Editorial on the news of the Day and Review of the Gridlock around the world.

Saturday, November 25, 2006

Energy Prices Sting US- Cripple Poor Countries

Many Americans my self included have felt the painful sting of energy prices over the last couple years.  It was over a year ago that I purchased a small motorcycle for commutting and later sold my gas guzzling Mazda 3 (guzzling at 27 MPG).


We have seen our heating bills, air conditioning bills, fuel bills, even prices for food and other goods have increased as a result of fuel stipends and transportation kickers.


That's nothing compared to the impact higher energy prices have had on poor nations around the world.


The Wall Street Journal ran a weekend edition report titled "As Fuel Prices Soar, a country Unravels" detailing the problems that have hit Africa's Guinea, a small and very poor on the Western (Atlantic) Coast of Africa.

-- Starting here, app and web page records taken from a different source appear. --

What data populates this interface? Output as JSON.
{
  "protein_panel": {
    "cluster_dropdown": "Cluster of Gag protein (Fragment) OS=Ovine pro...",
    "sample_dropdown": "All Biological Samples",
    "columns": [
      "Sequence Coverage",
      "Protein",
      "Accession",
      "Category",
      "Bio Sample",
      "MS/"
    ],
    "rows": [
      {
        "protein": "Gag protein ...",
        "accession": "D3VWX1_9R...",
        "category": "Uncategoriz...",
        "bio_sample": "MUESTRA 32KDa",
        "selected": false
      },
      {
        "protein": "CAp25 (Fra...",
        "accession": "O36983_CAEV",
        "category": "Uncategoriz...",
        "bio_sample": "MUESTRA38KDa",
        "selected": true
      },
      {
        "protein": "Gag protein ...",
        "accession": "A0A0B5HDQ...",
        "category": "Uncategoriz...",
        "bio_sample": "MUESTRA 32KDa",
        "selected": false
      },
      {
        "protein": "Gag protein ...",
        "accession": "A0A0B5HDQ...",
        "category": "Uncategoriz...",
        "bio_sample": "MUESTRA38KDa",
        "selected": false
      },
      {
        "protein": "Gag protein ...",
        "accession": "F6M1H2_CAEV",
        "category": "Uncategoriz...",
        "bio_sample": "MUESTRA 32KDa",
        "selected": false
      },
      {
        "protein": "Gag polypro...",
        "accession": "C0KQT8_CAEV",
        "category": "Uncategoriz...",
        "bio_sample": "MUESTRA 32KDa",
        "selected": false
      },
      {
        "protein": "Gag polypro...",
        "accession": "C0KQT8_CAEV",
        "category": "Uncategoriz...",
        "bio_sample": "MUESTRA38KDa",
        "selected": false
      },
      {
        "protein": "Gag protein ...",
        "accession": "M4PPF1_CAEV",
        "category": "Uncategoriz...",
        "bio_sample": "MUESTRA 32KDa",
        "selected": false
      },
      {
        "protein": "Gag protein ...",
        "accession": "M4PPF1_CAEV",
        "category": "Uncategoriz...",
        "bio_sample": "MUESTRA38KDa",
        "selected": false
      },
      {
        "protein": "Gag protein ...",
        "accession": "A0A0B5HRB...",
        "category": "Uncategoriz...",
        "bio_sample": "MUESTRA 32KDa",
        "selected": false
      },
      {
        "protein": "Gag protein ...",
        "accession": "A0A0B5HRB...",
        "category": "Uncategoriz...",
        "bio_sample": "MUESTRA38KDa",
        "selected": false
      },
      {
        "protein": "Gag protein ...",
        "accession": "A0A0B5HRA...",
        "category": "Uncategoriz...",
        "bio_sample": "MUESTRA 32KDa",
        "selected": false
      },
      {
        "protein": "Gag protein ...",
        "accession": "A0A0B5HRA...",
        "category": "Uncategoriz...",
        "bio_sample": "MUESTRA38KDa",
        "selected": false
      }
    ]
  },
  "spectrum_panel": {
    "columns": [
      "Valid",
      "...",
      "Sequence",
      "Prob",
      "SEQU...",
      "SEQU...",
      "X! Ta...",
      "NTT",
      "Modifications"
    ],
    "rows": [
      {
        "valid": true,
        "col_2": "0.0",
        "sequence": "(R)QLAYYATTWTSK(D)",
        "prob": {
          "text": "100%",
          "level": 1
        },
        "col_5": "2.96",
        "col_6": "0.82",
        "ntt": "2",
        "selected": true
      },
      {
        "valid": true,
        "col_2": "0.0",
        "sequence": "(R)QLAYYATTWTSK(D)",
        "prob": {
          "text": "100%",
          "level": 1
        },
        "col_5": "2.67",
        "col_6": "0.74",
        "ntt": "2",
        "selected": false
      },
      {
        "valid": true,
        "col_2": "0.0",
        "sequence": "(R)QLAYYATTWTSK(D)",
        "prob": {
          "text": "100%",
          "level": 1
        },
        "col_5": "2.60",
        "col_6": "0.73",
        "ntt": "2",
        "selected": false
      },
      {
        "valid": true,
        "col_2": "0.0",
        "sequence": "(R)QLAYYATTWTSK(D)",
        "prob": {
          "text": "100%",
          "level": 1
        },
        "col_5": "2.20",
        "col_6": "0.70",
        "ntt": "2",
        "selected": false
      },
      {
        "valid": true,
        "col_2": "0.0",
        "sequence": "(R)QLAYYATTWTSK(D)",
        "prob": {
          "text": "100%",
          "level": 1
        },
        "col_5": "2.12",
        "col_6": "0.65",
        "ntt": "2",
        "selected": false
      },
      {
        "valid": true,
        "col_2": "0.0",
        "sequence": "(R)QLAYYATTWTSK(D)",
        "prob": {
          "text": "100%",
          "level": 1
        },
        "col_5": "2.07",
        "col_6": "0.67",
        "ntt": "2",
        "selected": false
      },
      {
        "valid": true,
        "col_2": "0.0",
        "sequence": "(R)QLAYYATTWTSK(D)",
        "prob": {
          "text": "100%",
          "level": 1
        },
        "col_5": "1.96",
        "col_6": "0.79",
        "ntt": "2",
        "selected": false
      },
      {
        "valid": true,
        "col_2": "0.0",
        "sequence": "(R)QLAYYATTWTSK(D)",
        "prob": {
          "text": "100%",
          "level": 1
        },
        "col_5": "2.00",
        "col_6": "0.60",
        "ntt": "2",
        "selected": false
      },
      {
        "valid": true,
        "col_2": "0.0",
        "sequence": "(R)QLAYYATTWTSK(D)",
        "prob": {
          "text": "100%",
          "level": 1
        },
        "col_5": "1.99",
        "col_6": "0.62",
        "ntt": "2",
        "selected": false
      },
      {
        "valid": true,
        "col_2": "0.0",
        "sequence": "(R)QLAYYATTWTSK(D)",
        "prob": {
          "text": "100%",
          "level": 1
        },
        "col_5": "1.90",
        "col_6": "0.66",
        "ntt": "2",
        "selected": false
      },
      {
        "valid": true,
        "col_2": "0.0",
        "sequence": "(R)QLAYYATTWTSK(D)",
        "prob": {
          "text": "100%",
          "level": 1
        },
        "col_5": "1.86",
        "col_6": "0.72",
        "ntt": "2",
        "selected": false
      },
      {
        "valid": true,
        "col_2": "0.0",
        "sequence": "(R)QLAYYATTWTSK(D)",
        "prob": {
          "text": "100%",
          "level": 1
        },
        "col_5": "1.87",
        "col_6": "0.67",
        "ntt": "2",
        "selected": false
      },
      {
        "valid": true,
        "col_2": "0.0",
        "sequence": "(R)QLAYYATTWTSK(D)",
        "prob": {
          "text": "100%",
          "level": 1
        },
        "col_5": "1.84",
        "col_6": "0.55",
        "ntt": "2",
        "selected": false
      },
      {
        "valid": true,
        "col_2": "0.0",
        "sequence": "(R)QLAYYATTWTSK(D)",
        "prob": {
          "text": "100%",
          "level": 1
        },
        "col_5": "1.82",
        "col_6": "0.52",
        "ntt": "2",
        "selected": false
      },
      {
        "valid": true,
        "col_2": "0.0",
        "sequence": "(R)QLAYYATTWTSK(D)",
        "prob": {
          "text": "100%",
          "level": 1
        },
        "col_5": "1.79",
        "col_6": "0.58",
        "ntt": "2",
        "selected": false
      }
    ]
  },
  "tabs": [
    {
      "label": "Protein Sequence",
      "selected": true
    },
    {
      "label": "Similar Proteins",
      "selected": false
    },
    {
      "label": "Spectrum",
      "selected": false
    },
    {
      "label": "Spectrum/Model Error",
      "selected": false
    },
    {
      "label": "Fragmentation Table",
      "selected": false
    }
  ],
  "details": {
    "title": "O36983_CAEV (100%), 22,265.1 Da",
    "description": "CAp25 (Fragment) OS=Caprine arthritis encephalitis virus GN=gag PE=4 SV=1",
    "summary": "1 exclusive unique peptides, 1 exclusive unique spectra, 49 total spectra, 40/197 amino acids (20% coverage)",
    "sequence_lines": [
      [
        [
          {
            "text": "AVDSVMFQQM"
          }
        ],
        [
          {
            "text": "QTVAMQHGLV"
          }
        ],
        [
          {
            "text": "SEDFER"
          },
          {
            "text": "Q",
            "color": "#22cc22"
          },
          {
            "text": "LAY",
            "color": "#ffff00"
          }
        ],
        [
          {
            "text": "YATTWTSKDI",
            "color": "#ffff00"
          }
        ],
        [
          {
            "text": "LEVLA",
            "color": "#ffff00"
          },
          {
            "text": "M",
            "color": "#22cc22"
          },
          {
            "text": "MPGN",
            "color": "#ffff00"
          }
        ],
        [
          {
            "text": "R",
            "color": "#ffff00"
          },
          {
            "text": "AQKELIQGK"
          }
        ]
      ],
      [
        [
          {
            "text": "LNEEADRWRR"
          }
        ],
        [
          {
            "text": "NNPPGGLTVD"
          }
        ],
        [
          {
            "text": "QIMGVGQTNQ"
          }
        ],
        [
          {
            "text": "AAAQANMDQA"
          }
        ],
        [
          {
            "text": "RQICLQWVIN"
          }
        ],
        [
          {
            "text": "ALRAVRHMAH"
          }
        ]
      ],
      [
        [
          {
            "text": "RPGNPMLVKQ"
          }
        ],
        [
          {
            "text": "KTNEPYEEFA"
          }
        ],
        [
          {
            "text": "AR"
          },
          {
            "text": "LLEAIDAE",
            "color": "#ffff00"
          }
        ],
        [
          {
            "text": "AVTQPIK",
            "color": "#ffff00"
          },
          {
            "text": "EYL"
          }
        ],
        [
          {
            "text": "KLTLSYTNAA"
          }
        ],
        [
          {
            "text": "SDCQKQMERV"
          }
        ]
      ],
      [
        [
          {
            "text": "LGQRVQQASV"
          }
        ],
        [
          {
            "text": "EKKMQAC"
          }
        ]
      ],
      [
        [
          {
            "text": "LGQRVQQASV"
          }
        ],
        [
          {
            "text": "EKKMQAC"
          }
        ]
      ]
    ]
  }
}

To bring this home the article details how nurses at a hospital have to regularly pull premature babies out of the incubators and rouse resting mothers to hold the babies covered in extra blankets while the hospital and surrounding city experiences the regularly occurring power blackouts.


In poor countries energy prices are hitting the part of the population that could have been the most upwardly mobile.  City workers and people that are poor, but not still cooking on open fires suffer the most.  They rely on the city infrastructure and jobs in the community, but when those fail they fail.  As the nations cities go, so goes industry and the potential for the economies of these countries to support themselves.


This is rapidly becoming a serious problem for these countries that were already over burdoned with serious problems.


Consider how far Iraq has fallen and how its people were severely agitated by rolling blackouts and the collapse of government support structures.  Consider that many of these countries were not even as well off as Iraq and they are now failing too.


This is a world problem.  The people are suffering now, but as they suffer their anger will increase and this will increase the amount of instability throughout these regions.  We may have an unstable middle east and a civil war in Iraq.  The world will suffer many more problems if problems grow and more countries follow in Iraq's wake and start to fail and break down into civil war also.